# How do you find three consecutive odd integers such that four times the middle integer is twice the sum of the other two integers?

May 28, 2015

Nice question.

Any three consecutive odd integers have this property. (As do any three consecutive even integers.)

To solve this, let the consecutive odd integers be $n - 2$, $n$, and $n + 2$.

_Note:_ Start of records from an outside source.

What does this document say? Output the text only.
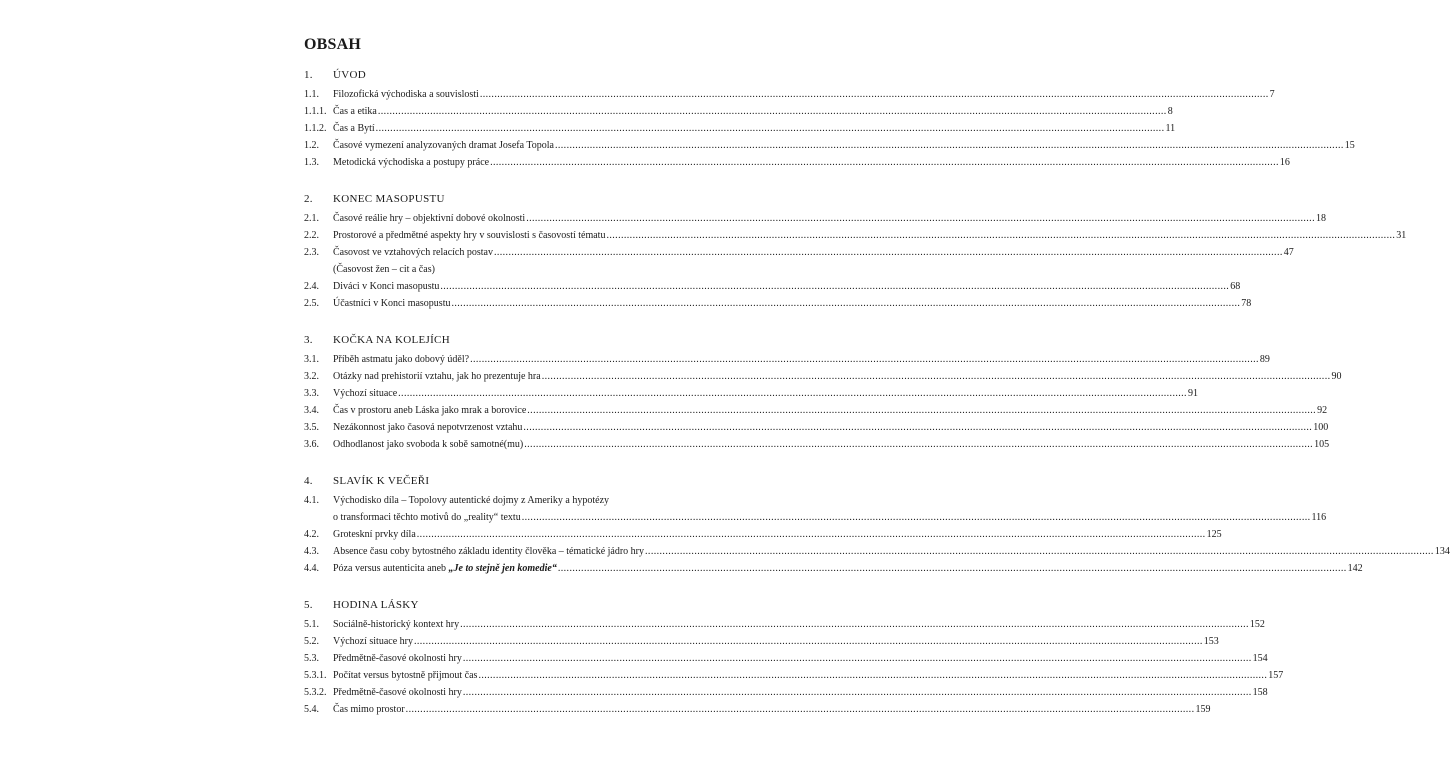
OBSAH
1.	ÚVOD
1.1.	Filozofická východiska a souvislosti .....	7
1.1.1. Čas a etika .....	8
1.1.2. Čas a Bytí .....	11
1.2.	Časové vymezení analyzovaných dramat Josefa Topola .....	15
1.3.	Metodická východiska a postupy práce .....	16
2.	KONEC MASOPUSTU
2.1.	Časové reálie hry – objektivní dobové okolnosti .....	18
2.2.	Prostorové a předmětné aspekty hry v souvislosti s časovostí tématu .....	31
2.3.	Časovost ve vztahových relacích postav .....	47
(Časovost žen – cit a čas)
2.4.	Diváci v Konci masopustu .....	68
2.5.	Účastníci v Konci masopustu .....	78
3.	KOČKA NA KOLEJÍCH
3.1.	Příběh astmatu jako dobový úděl? .....	89
3.2.	Otázky nad prehistorií vztahu, jak ho prezentuje hra .....	90
3.3.	Výchozí situace .....	91
3.4.	Čas v prostoru aneb Láska jako mrak a borovice .....	92
3.5.	Nezákonnost jako časová nepotvrzenost vztahu .....	100
3.6.	Odhodlanost jako svoboda k sobě samotné(mu) .....	105
4.	SLAVÍK K VEČEŘI
4.1.	Východisko díla – Topolovy autentické dojmy z Ameriky a hypotézy
o transformaci těchto motivů do „reality“ textu .....	116
4.2.	Groteskní prvky díla .....	125
4.3.	Absence času coby bytostného základu identity člověka – tématické jádro hry .....	134
4.4.	Póza versus autenticita aneb „Je to stejně jen komedie“ .....	142
5.	HODINA LÁSKY
5.1.	Sociálně-historický kontext hry .....	152
5.2.	Výchozí situace hry .....	153
5.3.	Předmětně-časové okolnosti hry .....	154
5.3.1. Počítat versus bytostně přijmout čas .....	157
5.3.2. Předmětně-časové okolnosti hry .....	158
5.4.	Čas mimo prostor .....	159
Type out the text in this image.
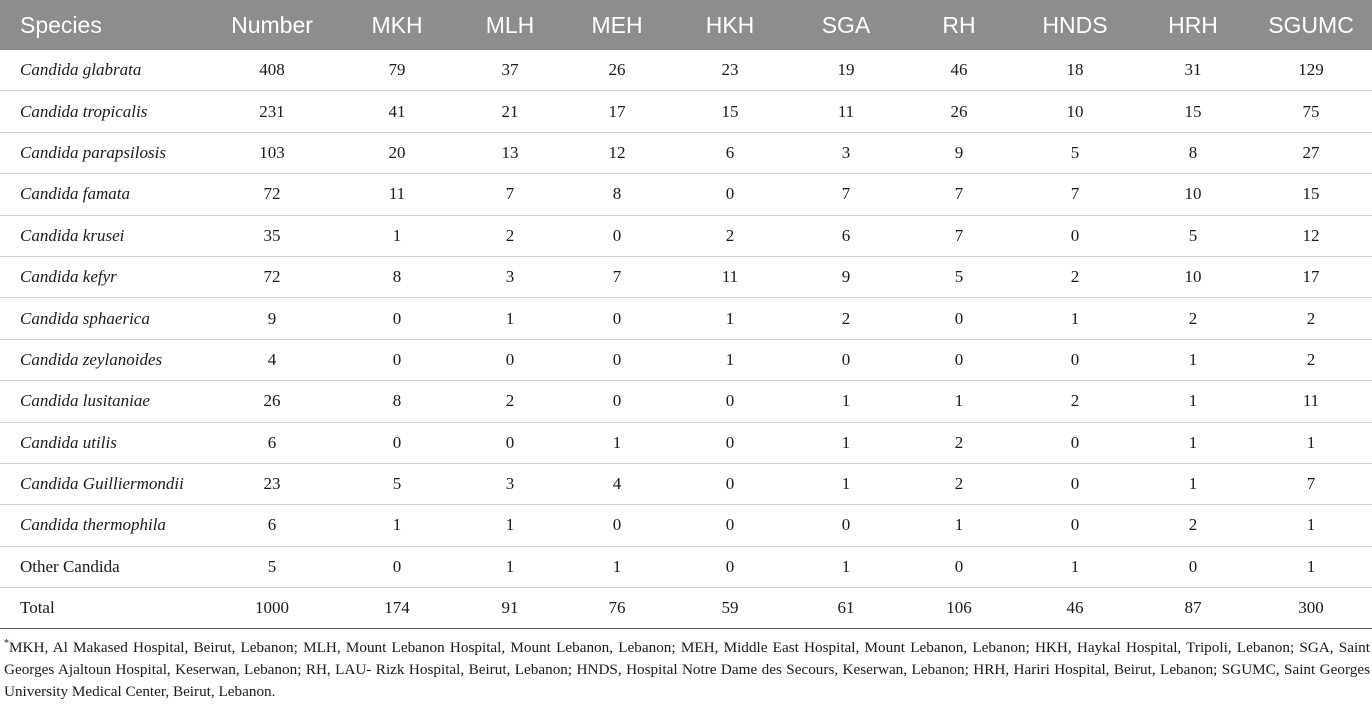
Species	Number	MKH	MLH	MEH	HKH	SGA	RH	HNDS	HRH	SGUMC
Candida glabrata	408	79	37	26	23	19	46	18	31	129
Candida tropicalis	231	41	21	17	15	11	26	10	15	75
Candida parapsilosis	103	20	13	12	6	3	9	5	8	27
Candida famata	72	11	7	8	0	7	7	7	10	15
Candida krusei	35	1	2	0	2	6	7	0	5	12
Candida kefyr	72	8	3	7	11	9	5	2	10	17
Candida sphaerica	9	0	1	0	1	2	0	1	2	2
Candida zeylanoides	4	0	0	0	1	0	0	0	1	2
Candida lusitaniae	26	8	2	0	0	1	1	2	1	11
Candida utilis	6	0	0	1	0	1	2	0	1	1
Candida Guilliermondii	23	5	3	4	0	1	2	0	1	7
Candida thermophila	6	1	1	0	0	0	1	0	2	1
Other Candida	5	0	1	1	0	1	0	1	0	1
Total	1000	174	91	76	59	61	106	46	87	300
*MKH, Al Makased Hospital, Beirut, Lebanon; MLH, Mount Lebanon Hospital, Mount Lebanon, Lebanon; MEH, Middle East Hospital, Mount Lebanon, Lebanon; HKH, Haykal Hospital, Tripoli, Lebanon; SGA, Saint Georges Ajaltoun Hospital, Keserwan, Lebanon; RH, LAU- Rizk Hospital, Beirut, Lebanon; HNDS, Hospital Notre Dame des Secours, Keserwan, Lebanon; HRH, Hariri Hospital, Beirut, Lebanon; SGUMC, Saint Georges University Medical Center, Beirut, Lebanon.
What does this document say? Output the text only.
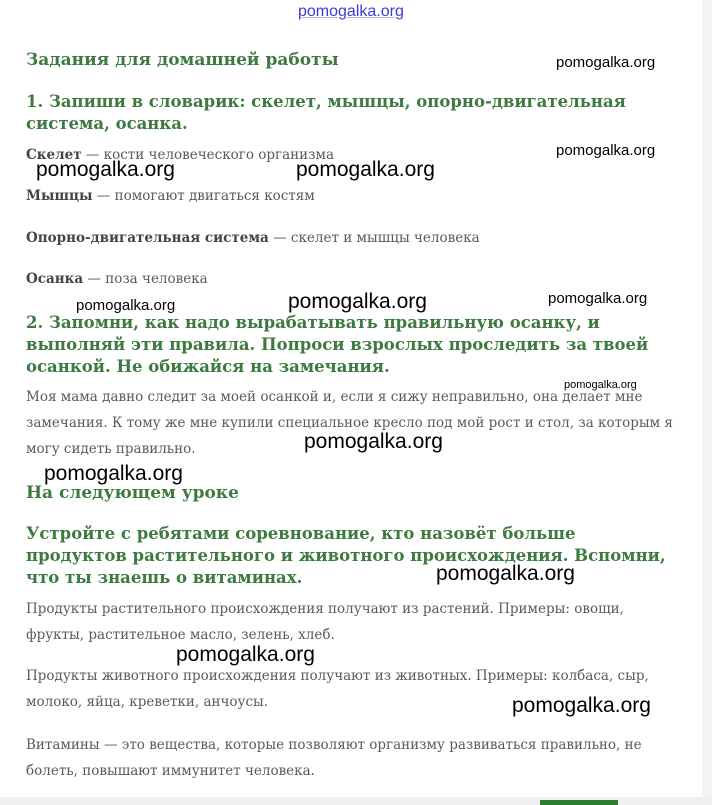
pomogalka.org
Задания для домашней работы
1. Запиши в словарик: скелет, мышцы, опорно-двигательная система, осанка.

Скелет — кости человеческого организма

Мышцы — помогают двигаться костям

Опорно-двигательная система — скелет и мышцы человека

Осанка — поза человека

2. Запомни, как надо вырабатывать правильную осанку, и выполняй эти правила. Попроси взрослых проследить за твоей осанкой. Не обижайся на замечания.

Моя мама давно следит за моей осанкой и, если я сижу неправильно, она делает мне замечания. К тому же мне купили специальное кресло под мой рост и стол, за которым я могу сидеть правильно.

На следующем уроке
Устройте с ребятами соревнование, кто назовёт больше продуктов растительного и животного происхождения. Вспомни, что ты знаешь о витаминах.

Продукты растительного происхождения получают из растений. Примеры: овощи, фрукты, растительное масло, зелень, хлеб.

Продукты животного происхождения получают из животных. Примеры: колбаса, сыр, молоко, яйца, креветки, анчоусы.

Витамины — это вещества, которые позволяют организму развиваться правильно, не болеть, повышают иммунитет человека.

pomogalka.org
pomogalka.org
pomogalka.org	pomogalka.org
pomogalka.org	pomogalka.org	pomogalka.org
pomogalka.org
pomogalka.org
pomogalka.org
pomogalka.org
pomogalka.org
pomogalka.org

(We'll throw out any non-odd solutions.)

We want $4 \left(n\right) = 2 \left[\left(n - 2\right) + \left(n + 2\right)\right]$

But $\left(n - 2\right) + \left(n + 2\right) = 2 n$, so we want:

$4 \left(n\right) = 2 \left[\left(n - 2\right) + \left(n + 2\right)\right] = 2 \left[2 n\right] = 4 n$

We want: $4 n = 4 n$.

But for any number, $4 n = 4 n$, so any number (every number) is a solution to $4 \left(n\right) = 2 \left[\left(n - 2\right) + \left(n + 2\right)\right]$.

The question asks only for odd solutions, so:

Any (every) three consecutive odd integers will solve the problem.

We could have used $n , n + 2 , \text{and } n + 4$ as our 3 numbers.

Or we could make sure they are odd by making the numbers:

$2 k + 1$, $2 k + 3$, and $2 k + 5$ in whihc case, we solve:

$4 \left(2 k + 3\right) = 2 \left(2 k + 1 + 2 k + 5\right)$ and we get:

$8 k + 12 = 2 \left(4 k + 6\right) = 8 k + 12$

Again, every number $k$ gives a solution.